Rato, a former stalwart of Spain's ruling Popular Party who has since be expelled from the group, has already been questioned on suspicion of fraud in an ongoing probe into the stock market launch of bailed-out lender Bankia, which he once chaired.
He is suspected of misrepresenting Bankia's accounts ahead of its doomed stock market listing and has been charged with fraud, embezzlement and forgery.
Rato has also been questioned in court as part of another probe into alleged spending sprees on company credit cards by him and other ex-managers of Bankia.
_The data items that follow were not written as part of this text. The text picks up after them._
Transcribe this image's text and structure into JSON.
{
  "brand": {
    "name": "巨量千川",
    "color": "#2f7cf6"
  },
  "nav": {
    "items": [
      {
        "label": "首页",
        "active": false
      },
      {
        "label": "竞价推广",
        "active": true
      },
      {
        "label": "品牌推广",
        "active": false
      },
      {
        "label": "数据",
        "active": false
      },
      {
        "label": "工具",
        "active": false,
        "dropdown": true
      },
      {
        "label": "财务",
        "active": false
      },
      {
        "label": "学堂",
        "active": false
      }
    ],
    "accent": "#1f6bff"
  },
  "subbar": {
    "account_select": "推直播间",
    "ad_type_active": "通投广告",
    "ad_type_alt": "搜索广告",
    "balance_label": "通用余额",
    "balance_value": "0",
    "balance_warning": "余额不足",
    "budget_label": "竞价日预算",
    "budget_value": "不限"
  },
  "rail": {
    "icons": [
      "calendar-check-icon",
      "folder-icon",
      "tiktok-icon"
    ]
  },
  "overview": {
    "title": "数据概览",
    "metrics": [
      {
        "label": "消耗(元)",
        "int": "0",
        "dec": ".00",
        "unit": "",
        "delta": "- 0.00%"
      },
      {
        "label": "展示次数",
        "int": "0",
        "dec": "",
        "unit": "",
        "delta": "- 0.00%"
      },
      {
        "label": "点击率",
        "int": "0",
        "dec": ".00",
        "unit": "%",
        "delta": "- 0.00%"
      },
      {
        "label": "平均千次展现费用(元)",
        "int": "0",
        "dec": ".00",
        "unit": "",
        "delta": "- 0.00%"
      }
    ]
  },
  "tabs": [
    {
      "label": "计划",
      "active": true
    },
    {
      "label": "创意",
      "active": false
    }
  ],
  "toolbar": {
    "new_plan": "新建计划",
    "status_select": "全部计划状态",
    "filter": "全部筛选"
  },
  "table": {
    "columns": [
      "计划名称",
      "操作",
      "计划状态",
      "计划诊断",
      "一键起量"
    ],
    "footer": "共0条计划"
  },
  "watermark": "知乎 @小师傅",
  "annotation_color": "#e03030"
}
He has denied wrongdoing in both cases.
Bankia nearly collapsed in 2012 and had to be bailed out by the Spanish government for 24 billion euros.
Spain later received 41 billion euros from international creditors to protect its whole banking sector from collapse, though it avoided having to get a full sovereign bailout like Greece.
Thousands of customers have brought separate lawsuits against the Bankia group, saying they lost their money after being misled into converting their savings into the bank's shares.
- 'Law same for everyone'-
The news that Rato is the target of a fresh corruption investigation comes as Spain is gearing up for regional and municipal elections on May 24 and a year-end general election.
Polls show the Popular Party will suffer heavy losses, in part due to voter anger over a string of graft cases that have tainted top party officials in recent years.
Party officials avoided commenting directly on the latest Rato investigation and stressed instead the measures the government has taken to fight corruption.
Justice Minister Rafael Catala said the probe "is proof that prosecutors investigate, that the law is applied and that the law is the same for everyone".
The head of the main opposition Socialist Party, Pedro Sanchez, called for the resignation of Budget Minister Cristobal Montoro and for a parliamentary enquiry.
Corruption scandals have tainted both of the main parties and have fuelled the rise of two new challengers that have rallied against graft: anti-austerity party Podemos on the far left and Ciudadanos on the centre-right.
Rato was a finance minister in the conservative government of Jose Maria Aznar, which was in office from 1996 to 2004.
He then led the International Monetary Fund from 2004 to 2007, getting the Washington-based job thanks to his reputation for presiding over the early stages of Spain's construction-led boom.
Rato left the IMF in 2007 for "personal reasons" and was later handed the job of managing Caja Madrid, one of the regional savings banks that fused to form Bankia in 2010.